Well, yes, of course, I have no doubt that you do, in fact, own all of these horses. Were it a more sociable hour, I might raise the tricky issue of whether or not it is possible to own something as carefree and enigmatic as a noble steed, but given the exact nature of our current stand-off, I can certainly understand why it might not be appropriate to go into that as a matter of priority. For what it’s worth, and then we’ll let the matter rest, I’ve often identified myself as being from the school of thought that says that the horse chooses the owner, but I do recognize that many other people prefer to rely more on legal documentation and its ilk. I just wish I had the legal documentation for Rose here with me, so that you could have a quick read of it, put that thing down and we could all be on our way back to our respective horseries.
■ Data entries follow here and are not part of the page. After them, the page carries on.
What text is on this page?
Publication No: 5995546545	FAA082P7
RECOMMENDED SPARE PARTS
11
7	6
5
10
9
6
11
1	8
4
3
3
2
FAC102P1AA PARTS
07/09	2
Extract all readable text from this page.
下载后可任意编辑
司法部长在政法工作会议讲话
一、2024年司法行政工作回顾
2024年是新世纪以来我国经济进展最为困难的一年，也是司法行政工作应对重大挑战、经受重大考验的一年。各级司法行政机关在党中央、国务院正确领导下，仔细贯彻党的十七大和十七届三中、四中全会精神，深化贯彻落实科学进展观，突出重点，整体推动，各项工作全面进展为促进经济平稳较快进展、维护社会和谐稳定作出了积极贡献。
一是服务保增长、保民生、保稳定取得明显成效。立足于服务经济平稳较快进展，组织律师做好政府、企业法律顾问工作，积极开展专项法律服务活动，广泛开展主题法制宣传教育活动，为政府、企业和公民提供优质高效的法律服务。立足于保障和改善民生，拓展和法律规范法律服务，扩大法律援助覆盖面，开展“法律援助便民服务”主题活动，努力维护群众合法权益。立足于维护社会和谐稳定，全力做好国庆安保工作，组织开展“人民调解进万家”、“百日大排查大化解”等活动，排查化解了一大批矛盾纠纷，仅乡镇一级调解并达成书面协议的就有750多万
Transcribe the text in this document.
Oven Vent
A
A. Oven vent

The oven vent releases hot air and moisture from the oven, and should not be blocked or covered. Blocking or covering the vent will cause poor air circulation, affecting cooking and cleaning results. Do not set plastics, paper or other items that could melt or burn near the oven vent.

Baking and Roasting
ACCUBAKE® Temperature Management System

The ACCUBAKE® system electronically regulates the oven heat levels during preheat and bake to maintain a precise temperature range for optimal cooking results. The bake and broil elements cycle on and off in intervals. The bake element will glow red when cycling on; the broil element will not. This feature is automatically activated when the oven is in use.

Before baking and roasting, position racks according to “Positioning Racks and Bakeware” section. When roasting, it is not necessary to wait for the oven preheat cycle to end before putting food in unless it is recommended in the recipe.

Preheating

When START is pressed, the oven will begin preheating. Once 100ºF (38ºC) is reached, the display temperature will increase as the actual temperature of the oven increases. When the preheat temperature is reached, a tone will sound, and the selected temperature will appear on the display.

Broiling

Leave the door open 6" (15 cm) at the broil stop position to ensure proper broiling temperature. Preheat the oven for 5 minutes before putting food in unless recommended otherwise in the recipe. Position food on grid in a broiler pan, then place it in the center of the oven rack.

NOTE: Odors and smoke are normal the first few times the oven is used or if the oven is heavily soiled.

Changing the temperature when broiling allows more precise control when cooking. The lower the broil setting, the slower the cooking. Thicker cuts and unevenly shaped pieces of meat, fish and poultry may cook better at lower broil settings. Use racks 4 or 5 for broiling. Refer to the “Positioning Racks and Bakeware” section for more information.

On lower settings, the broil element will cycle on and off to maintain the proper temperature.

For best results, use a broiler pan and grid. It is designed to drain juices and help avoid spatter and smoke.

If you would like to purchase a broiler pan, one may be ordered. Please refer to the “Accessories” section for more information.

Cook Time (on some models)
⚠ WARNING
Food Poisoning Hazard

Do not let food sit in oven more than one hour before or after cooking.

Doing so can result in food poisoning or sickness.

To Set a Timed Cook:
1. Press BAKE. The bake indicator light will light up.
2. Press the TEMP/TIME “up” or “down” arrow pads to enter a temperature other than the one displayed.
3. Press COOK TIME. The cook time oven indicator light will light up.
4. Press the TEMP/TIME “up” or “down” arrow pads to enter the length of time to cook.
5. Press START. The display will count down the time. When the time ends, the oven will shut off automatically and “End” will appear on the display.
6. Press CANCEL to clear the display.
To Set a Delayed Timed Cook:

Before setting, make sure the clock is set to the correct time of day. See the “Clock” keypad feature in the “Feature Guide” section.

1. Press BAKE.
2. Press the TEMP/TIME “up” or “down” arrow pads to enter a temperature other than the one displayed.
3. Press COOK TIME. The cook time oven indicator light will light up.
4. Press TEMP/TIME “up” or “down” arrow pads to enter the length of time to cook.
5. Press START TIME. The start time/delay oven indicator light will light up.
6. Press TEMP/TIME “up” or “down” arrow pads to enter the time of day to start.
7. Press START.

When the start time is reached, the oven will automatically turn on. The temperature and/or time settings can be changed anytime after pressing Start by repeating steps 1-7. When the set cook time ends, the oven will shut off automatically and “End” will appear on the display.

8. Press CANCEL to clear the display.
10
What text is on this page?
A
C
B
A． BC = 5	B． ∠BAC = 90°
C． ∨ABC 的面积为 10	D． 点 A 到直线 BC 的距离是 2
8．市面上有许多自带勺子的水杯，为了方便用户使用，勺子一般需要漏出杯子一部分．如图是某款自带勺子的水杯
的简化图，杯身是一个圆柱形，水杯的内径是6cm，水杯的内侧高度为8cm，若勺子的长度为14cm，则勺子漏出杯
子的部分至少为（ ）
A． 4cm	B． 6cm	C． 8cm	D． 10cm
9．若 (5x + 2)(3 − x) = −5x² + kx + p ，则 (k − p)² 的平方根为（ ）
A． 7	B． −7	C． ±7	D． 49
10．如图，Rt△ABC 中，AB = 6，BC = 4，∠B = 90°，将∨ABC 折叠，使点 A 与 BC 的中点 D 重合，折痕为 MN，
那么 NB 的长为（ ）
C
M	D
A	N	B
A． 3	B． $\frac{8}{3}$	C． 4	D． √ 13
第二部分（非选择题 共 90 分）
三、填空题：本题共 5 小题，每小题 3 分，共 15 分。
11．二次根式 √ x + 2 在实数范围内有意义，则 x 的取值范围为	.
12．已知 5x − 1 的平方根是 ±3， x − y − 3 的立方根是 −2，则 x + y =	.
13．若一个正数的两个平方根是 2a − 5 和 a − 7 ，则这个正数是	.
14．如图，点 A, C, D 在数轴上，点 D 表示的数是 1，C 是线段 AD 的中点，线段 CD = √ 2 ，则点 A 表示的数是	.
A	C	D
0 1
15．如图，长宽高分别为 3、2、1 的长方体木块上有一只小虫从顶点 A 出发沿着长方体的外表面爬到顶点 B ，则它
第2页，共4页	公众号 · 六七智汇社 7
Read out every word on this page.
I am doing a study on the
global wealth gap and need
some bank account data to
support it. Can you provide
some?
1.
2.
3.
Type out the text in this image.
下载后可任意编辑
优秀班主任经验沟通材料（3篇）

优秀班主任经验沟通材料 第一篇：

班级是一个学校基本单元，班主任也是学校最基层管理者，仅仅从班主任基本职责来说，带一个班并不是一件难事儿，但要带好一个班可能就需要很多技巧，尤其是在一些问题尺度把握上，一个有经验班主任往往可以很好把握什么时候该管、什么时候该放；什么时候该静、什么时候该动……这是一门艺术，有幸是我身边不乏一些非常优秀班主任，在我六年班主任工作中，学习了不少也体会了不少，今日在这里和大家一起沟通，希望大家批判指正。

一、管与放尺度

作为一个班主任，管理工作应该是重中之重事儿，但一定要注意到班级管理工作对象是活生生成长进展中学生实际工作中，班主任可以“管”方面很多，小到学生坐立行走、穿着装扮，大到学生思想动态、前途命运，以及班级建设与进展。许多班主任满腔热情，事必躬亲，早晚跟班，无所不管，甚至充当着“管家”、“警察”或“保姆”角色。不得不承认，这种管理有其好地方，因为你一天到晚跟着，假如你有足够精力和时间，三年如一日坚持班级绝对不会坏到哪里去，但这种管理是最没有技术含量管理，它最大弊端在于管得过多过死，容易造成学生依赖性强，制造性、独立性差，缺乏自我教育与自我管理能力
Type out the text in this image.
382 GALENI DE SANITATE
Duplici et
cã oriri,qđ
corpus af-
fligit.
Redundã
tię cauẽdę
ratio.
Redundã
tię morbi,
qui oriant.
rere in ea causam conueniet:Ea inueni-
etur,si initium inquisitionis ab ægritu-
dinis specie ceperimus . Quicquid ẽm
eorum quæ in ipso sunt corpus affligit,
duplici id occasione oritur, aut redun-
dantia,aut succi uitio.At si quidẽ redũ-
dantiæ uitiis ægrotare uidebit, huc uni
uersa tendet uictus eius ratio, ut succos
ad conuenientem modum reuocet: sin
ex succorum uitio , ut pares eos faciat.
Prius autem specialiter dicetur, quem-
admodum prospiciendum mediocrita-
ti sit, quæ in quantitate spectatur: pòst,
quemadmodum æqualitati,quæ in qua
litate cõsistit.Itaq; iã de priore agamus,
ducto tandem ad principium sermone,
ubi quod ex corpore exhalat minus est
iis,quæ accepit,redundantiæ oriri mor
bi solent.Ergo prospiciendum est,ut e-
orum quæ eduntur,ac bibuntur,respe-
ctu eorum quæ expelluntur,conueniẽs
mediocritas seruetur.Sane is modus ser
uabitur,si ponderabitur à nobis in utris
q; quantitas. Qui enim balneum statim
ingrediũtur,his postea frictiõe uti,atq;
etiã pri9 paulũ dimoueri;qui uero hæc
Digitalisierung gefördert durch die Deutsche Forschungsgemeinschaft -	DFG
Well, yes, of course I am aware that Rose is wearing a name tag. I hardly think she would have put that on herself without me noticing. No, I put that on her. I did it this morning like I do every morning, after breakfast, before the morning’s gym session. And I know straight away what you are going to say. You’re going to say that name tag doesn’t say Rose on it. Of course it doesn’t say Rose on it. I’m not an idiot. There are people out there that would steal a horse like this, you know. So what I do is I put a different name of her. Just any old name, like Trudy or Florence or, what, yes, Michael, as you correctly point out is the case here, to throw any would-be horse pilferers off the trail. “This horse is called Michael,” they’d said, to each other. “We’ve gone and got the wrong horse, lads,” one of the others might chip in, and then off they’d go, probably quite despondent about their perceived mistake. That way, I don’t need to be on my guard quite as much when Rose and I go out in public together. Just as I was doing tonight, when I accidentally got a bit lost and rode onto your property with her.

OK, I take your point. It isn’t really riding if you do it in a van. I just think of it as riding because I’m doing it with a horse in the back. I know it’s not conventional, but I think she actually prefers it. I mean, who wouldn’t? A lot easier than doing canters and things like that, wouldn’t you say? And you can see how relaxed she is. Completely out for the count. Never stirred even when there was all that shouting, or when you managed to hit my back tyres, or when I consequentially swerved right into this tree here.

Look, both of us are busy people, so I think we need to try as best as possible to resolve this dispute quickly, certainly before dawn. Obviously, you are quite attached to the idea that this is, in fact, not my horse. I’m a reasonable man. I’m willing to leave Rose in your custody until such a time as I can bring my documentation back with me. No problem there – it’s in my drawer in my horseowner’s office. I should be able to find it a bring it right over, within a week to ten days. But you need to help me out here. First of all, you need to flick that safety catch back on, and then the other men need to do the same. That’s my first request. My second, and final request, is that you let me leave, safely, right away, with my van. Now please let’s not waste time rehashing our earlier conversation on whether or not I have stolen this van. Clearly we are in disagreement on that issue as well and I think the only thing we can do is sort that out when I come back in a couple of weeks to discuss the horse. So, do we have a deal?